Small–scale farmers of Africa and Denmark reject free trade agreements
Press release, June 14, 2018
Representatives of La Via Campesina in Southern and Eastern Africa (LVC SEAf) and in European (ECVC) small-scale farming agree that free trade agreements (FTAs) on farm products benefits primarily transnational corporations and furthers the industrialisation of agriculture. All at the expense of local food production.
The Kenyan Peasants League – member of LVC in SEAf region, and the LVC SEAf Secretariat, met Tuesday June 12 in Copenhagen with representatives of Danish small scale farmers, Frie Bønder – Levende Land /La Via Campesina Denmark (FBLL- LVC DK). The meeting was organised with the support of Afrika Kontakt, and the discussions focused on issues of common interest and future collaboration.
In Africa, most food is produced and consumed locally, and its farmers would like their food systems to continue. Truly sustainable farming and local production and consumption of food are increasingly under threat from climate change, and extractive industries including a strong push for the re-indutrialization of African farming and food systems. The farmers are forced off their land and their rural communities are destroyed.
“Danish and African small-scale farmers share a strong interest in mitigating climate change and preventing the dumping of European (and North American) farm products into food markets of countries of the Global South,” say Ole K. Davidsen and Ole Faergeman of FBLL. They add that investors in Danish pension funds could help Africans and planetary climate by refusing to invest in funds that reinvest in destructive activities such as the coal mining currently destroying great tracts of land in the southern Africa.

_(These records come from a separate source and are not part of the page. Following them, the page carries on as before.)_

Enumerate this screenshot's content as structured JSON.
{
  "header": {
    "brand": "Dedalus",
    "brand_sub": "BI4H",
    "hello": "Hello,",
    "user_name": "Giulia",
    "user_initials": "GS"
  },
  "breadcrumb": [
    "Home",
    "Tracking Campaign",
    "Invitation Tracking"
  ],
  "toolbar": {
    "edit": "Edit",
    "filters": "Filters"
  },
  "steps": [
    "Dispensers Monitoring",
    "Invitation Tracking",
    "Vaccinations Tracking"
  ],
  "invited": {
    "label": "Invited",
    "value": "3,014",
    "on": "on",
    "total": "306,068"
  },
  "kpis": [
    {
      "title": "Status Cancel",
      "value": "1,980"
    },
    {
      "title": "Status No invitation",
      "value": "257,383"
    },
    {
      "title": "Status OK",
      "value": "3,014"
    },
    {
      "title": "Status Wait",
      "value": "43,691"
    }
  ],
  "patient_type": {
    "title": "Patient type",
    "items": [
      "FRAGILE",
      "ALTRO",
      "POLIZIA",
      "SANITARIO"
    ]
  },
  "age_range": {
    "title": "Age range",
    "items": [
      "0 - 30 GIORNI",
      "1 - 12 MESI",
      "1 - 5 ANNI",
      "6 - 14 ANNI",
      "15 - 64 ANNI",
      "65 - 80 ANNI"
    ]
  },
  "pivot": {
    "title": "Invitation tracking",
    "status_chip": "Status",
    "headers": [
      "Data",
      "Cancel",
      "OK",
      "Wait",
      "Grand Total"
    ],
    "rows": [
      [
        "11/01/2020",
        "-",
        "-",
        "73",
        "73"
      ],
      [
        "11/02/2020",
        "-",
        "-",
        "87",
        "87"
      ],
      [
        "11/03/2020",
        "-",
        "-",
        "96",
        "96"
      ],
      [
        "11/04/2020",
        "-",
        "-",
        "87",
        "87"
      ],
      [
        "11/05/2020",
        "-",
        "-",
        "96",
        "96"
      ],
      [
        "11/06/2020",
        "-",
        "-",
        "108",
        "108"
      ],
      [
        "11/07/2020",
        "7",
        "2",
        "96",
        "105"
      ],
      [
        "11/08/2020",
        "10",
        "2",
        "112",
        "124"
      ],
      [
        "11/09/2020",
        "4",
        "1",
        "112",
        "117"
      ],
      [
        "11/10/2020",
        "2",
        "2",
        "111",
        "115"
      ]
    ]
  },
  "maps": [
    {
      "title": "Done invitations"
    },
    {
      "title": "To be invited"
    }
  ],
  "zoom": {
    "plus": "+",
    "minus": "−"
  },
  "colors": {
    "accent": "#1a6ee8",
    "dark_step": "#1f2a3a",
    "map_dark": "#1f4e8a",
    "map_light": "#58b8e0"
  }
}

“In Africa we are in need of true democratic control of the decisions that direct the evolution of food systems so that we can avoid the mistakes made in Europe, i.e. the policies for farming that have resulted in mass migration from the countryside to cities and, indeed, contributed to catastrophic climate change,” says Mateus Santos of the LVC SEAf secretariat. David Otieno agrees and adds, “In Kenya, land is classified as public, private or community land. Huge chunks of land are community land, but most of it has not been demarcated and is therefore held in trust by county governments. It is crucial that farmers have access to community lands.”
The Danish and African small-scale farmers share the belief that ”globalisation” should mean exchange of ideas rather than exchange of money and the transport of food across great distances. Years ago, La Via Campesina launched the idea of ”Food Sovereignty.” Today that idea is inscribed in the constitutions of some countries, and it continues to evolve in the great debate about the future of farming.
In a communique from the meeting in Copenhagen, the small-scale farming organisations say that “We want to inspire and support each other in the struggle – based on fundamental democratic principles – to maintain and develop farming that is truly sustainable and truly local for the benefit of the people in Africa as well as in Northern Europe”.